In order to eradicate or fight this problem, there should be support and contributions from all part of the social strata. This would help the country to at least tackle the problem, let alone change it overnight. There have been steps taken to provide free education to socially disadvantaged kids and encouraging the parents to send their children to school. There have been sufficient awareness campaigns but have they really conveyed the message that they should. Have there been sufficient funds allocated to child health and development? Has the state been involved in such programs?

However, there have been sufficient steps taken by United Nations (UN) organizations such as the UNICEF in introducing several steps against child labor. Non-Governmental Organizations (NGO’s) and other social organizations have also supported them. It has become evident from the researches done by NGOs that in most cases, young girls are made to work, while boys are allowed to study. This perception needs to be changed. These community organizations need to focus more on empowering these young, socially disadvantaged girls.

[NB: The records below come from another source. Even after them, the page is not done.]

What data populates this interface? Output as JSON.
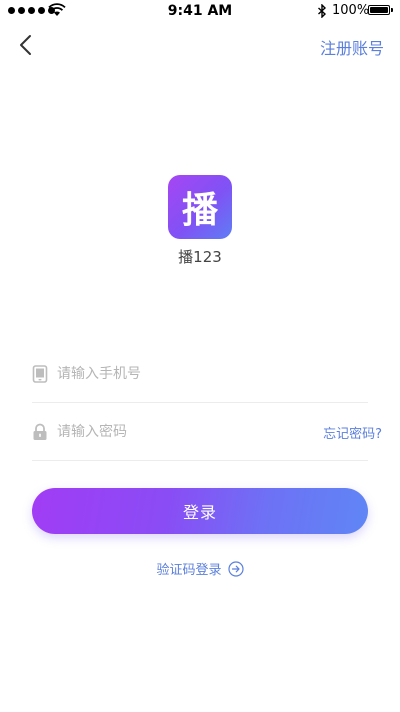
{
  "status_bar": {
    "time": "9:41 AM",
    "battery_percent": "100%",
    "signal_icon": "signal-dots-icon",
    "wifi_icon": "wifi-icon",
    "bluetooth_icon": "bluetooth-icon",
    "battery_icon": "battery-icon"
  },
  "nav": {
    "back_icon": "chevron-left-icon",
    "register_label": "注册账号"
  },
  "logo": {
    "glyph": "播",
    "app_name": "播123"
  },
  "form": {
    "phone": {
      "icon": "phone-icon",
      "placeholder": "请输入手机号",
      "value": ""
    },
    "password": {
      "icon": "lock-icon",
      "placeholder": "请输入密码",
      "value": "",
      "forgot_label": "忘记密码?"
    }
  },
  "login_button": {
    "label": "登录"
  },
  "sms_login": {
    "label": "验证码登录",
    "icon": "arrow-right-circle-icon"
  },
  "colors": {
    "accent": "#5b7fdc",
    "gradient_start": "#a13cf5",
    "gradient_end": "#5f86f5",
    "placeholder": "#b5b5b5",
    "divider": "#ececec"
  }
}
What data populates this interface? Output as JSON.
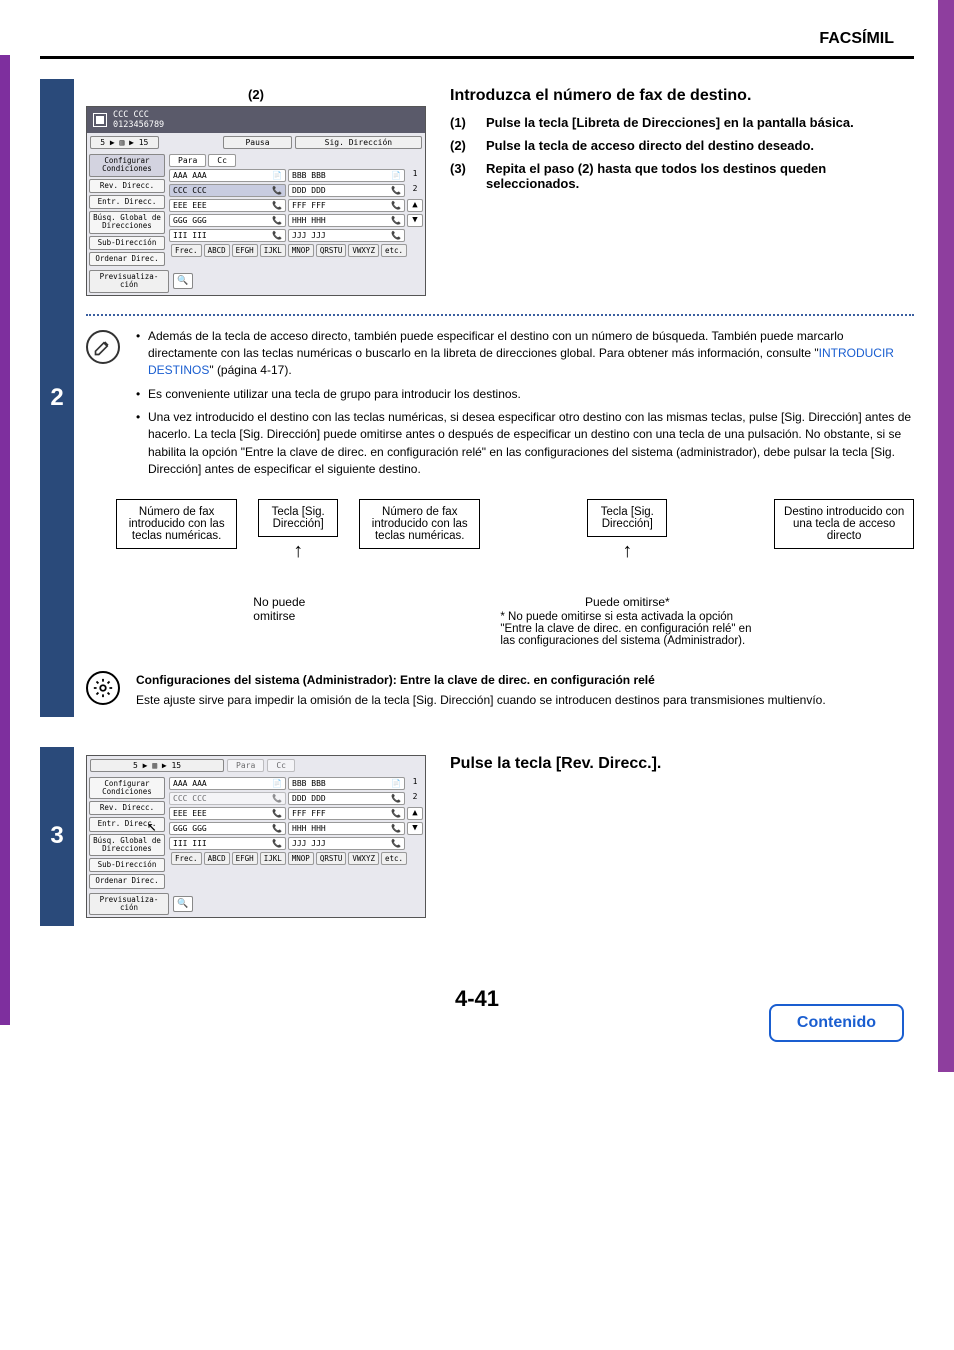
{
  "header": {
    "title": "FACSÍMIL"
  },
  "page_number": "4-41",
  "contenido": "Contenido",
  "step2": {
    "num": "2",
    "label_above": "(2)",
    "heading": "Introduzca el número de fax de destino.",
    "substeps": [
      {
        "n": "(1)",
        "t": "Pulse la tecla [Libreta de Direcciones] en la pantalla básica."
      },
      {
        "n": "(2)",
        "t": "Pulse la tecla de acceso directo del destino deseado."
      },
      {
        "n": "(3)",
        "t": "Repita el paso (2) hasta que todos los destinos queden seleccionados."
      }
    ],
    "screenshot": {
      "dest_name": "CCC CCC",
      "dest_num": "0123456789",
      "btn_pausa": "Pausa",
      "btn_sig": "Sig. Dirección",
      "crumbs": "5 ▶ ▥ ▶ 15",
      "tab_para": "Para",
      "tab_cc": "Cc",
      "side": [
        "Configurar Condiciones",
        "Rev. Direcc.",
        "Entr. Direcc.",
        "Búsq. Global de Direcciones",
        "Sub-Dirección",
        "Ordenar Direc.",
        "Previsualiza-ción"
      ],
      "addr": [
        [
          "AAA AAA",
          "BBB BBB"
        ],
        [
          "CCC CCC",
          "DDD DDD"
        ],
        [
          "EEE EEE",
          "FFF FFF"
        ],
        [
          "GGG GGG",
          "HHH HHH"
        ],
        [
          "III III",
          "JJJ JJJ"
        ]
      ],
      "selected": "CCC CCC",
      "page_ind": [
        "1",
        "2"
      ],
      "bottom": [
        "Frec.",
        "ABCD",
        "EFGH",
        "IJKL",
        "MNOP",
        "QRSTU",
        "VWXYZ",
        "etc."
      ]
    },
    "notes": [
      "Además de la tecla de acceso directo, también puede especificar el destino con un número de búsqueda. También puede marcarlo directamente con las teclas numéricas o buscarlo en la libreta de direcciones global. Para obtener más información, consulte \"INTRODUCIR DESTINOS\" (página 4-17).",
      "Es conveniente utilizar una tecla de grupo para introducir los destinos.",
      "Una vez introducido el destino con las teclas numéricas, si desea especificar otro destino con las mismas teclas, pulse [Sig. Dirección] antes de hacerlo. La tecla [Sig. Dirección] puede omitirse antes o después de especificar un destino con una tecla de una pulsación. No obstante, si se habilita la opción \"Entre la clave de direc. en configuración relé\" en las configuraciones del sistema (administrador), debe pulsar la tecla [Sig. Dirección] antes de especificar el siguiente destino."
    ],
    "note_link": "INTRODUCIR DESTINOS",
    "diagram": {
      "box1": "Número de fax introducido con las teclas numéricas.",
      "box2": "Tecla [Sig. Dirección]",
      "box3": "Número de fax introducido con las teclas numéricas.",
      "box4": "Tecla [Sig. Dirección]",
      "box5": "Destino introducido con una tecla de acceso directo",
      "cannot_omit": "No puede omitirse",
      "can_omit": "Puede omitirse*",
      "footnote": "* No puede omitirse si esta activada la opción \"Entre la clave de direc. en configuración relé\" en las configuraciones del sistema (Administrador)."
    },
    "admin": {
      "title": "Configuraciones del sistema (Administrador): Entre la clave de direc. en configuración relé",
      "body": "Este ajuste sirve para impedir la omisión de la tecla [Sig. Dirección] cuando se introducen destinos para transmisiones multienvío."
    }
  },
  "step3": {
    "num": "3",
    "heading": "Pulse la tecla [Rev. Direcc.].",
    "screenshot": {
      "crumbs": "5 ▶ ▥ ▶ 15",
      "tab_para": "Para",
      "tab_cc": "Cc",
      "side": [
        "Configurar Condiciones",
        "Rev. Direcc.",
        "Entr. Direcc.",
        "Búsq. Global de Direcciones",
        "Sub-Dirección",
        "Ordenar Direc.",
        "Previsualiza-ción"
      ],
      "addr": [
        [
          "AAA AAA",
          "BBB BBB"
        ],
        [
          "CCC CCC",
          "DDD DDD"
        ],
        [
          "EEE EEE",
          "FFF FFF"
        ],
        [
          "GGG GGG",
          "HHH HHH"
        ],
        [
          "III III",
          "JJJ JJJ"
        ]
      ],
      "page_ind": [
        "1",
        "2"
      ],
      "bottom": [
        "Frec.",
        "ABCD",
        "EFGH",
        "IJKL",
        "MNOP",
        "QRSTU",
        "VWXYZ",
        "etc."
      ]
    }
  }
}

These NGOs have helped street children through education, rehabilitation, and re-integration and have also provided formal and non-formal education. We should also contribute our bit to these NGOs through donation or by offering our services. Although these NGOs have done their bit on trying to tackle different problems concerning child labor, it is time that India did something.

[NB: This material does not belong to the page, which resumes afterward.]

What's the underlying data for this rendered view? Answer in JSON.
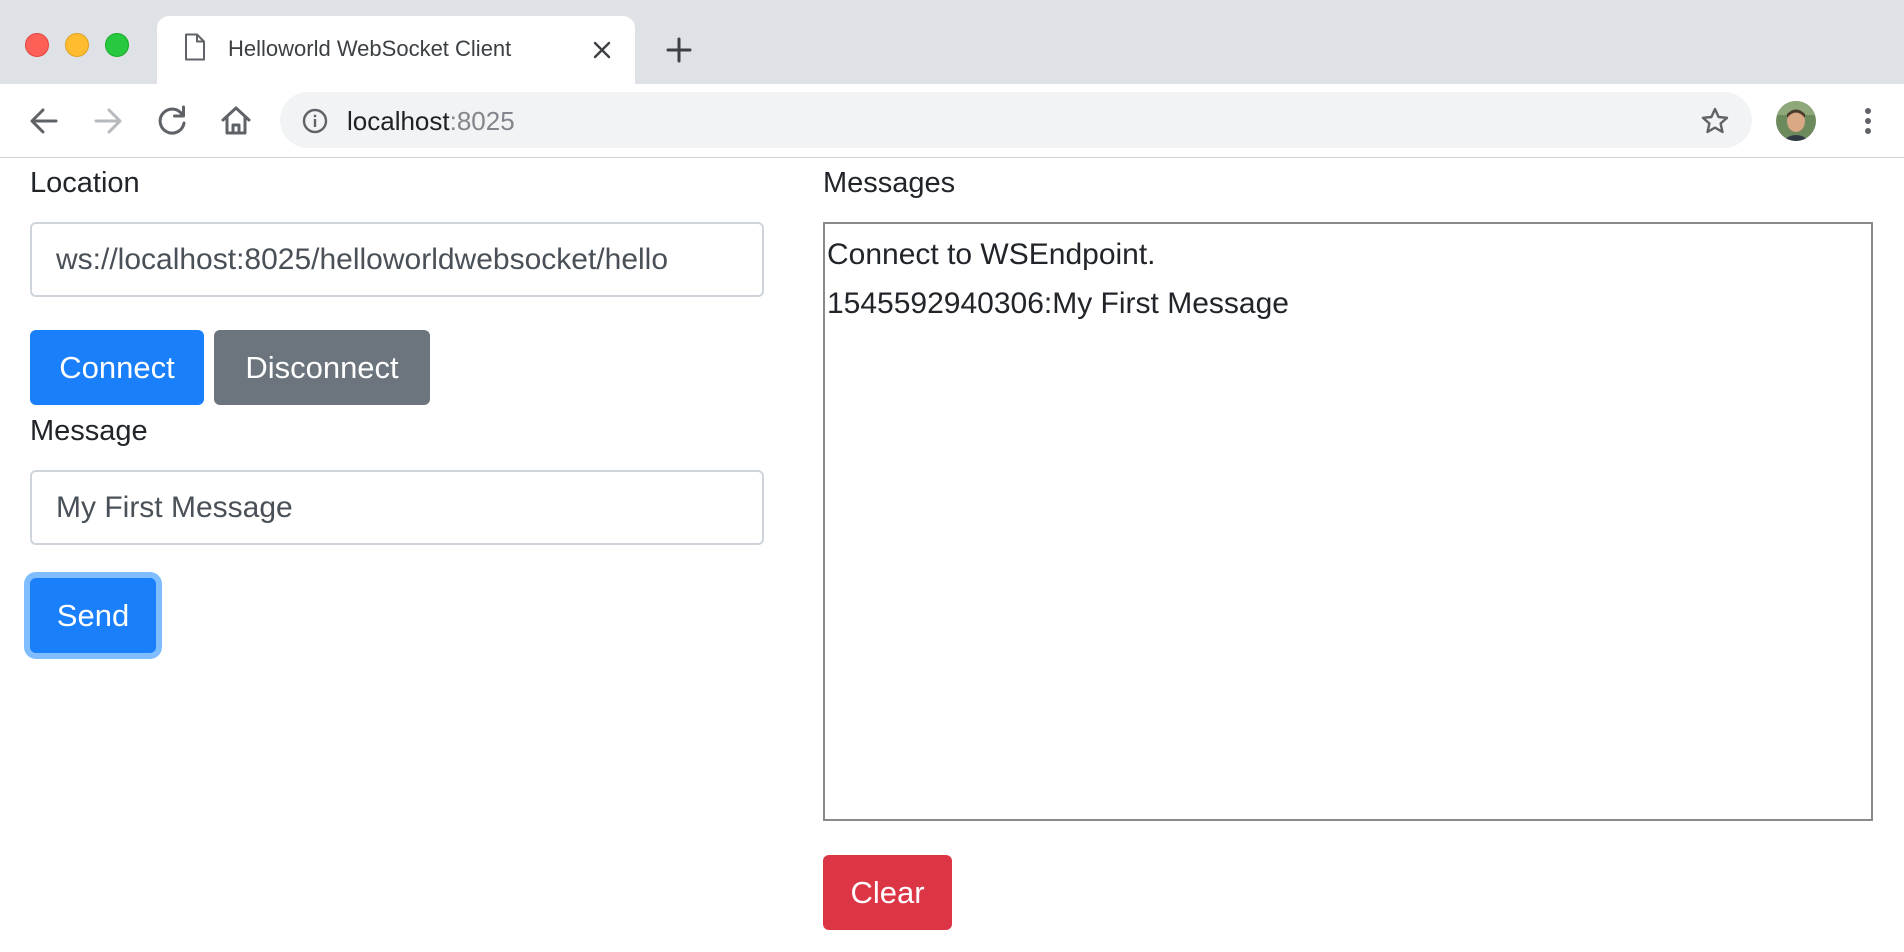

The idea should be to initiate a specific education program where children from economically and socially backward families, will have access to free education and free food. They should also be provided with other basic items, such as clothes, books, stationary and other convenience items free of charge. Trust and charitable organizations should come forward to support any such child related development programs promoted by the government.

Many organizations promote literacy and education by running schools in the slum and rural areas for poor children in India.  A recent report from the World Bank says that children with disabilities are five times more likely to be out of school compared to the average child. Most likely, in every society, children with disabilities are generally excluded from opportunities for an education. This is another area that should be looked into.

A rural India in 2006 in which

  • Close to half the children in grade 1 could not recognize numbers or letters,
  • Almost half the children in grade 2 couldn’t read a grade 1-level text fluently,
  • Almost half the children in grade 2 couldn’t do a 2-digit subtraction confidently,
  • About half the children in grade 5 couldn’t read a grade 2-level text easily,
  • About half the children in grade 5 couldn’t do a simple division problem

Has changed to a situation in 2009 [where the proposed target was 100 million children];

  • Most grade 1 children know at least the alphabet and numbers,
  • Most grade 2 children can read at least simple words and do simple sums,
  • Most grades 3-5 children can at least read simple texts fluently and solve arithmetic problems confidently

While achieving the above can be considered a  beginning, the real purpose is not served until there are targeted efforts to ensure that disabled children are also included.

In short, education really is the key.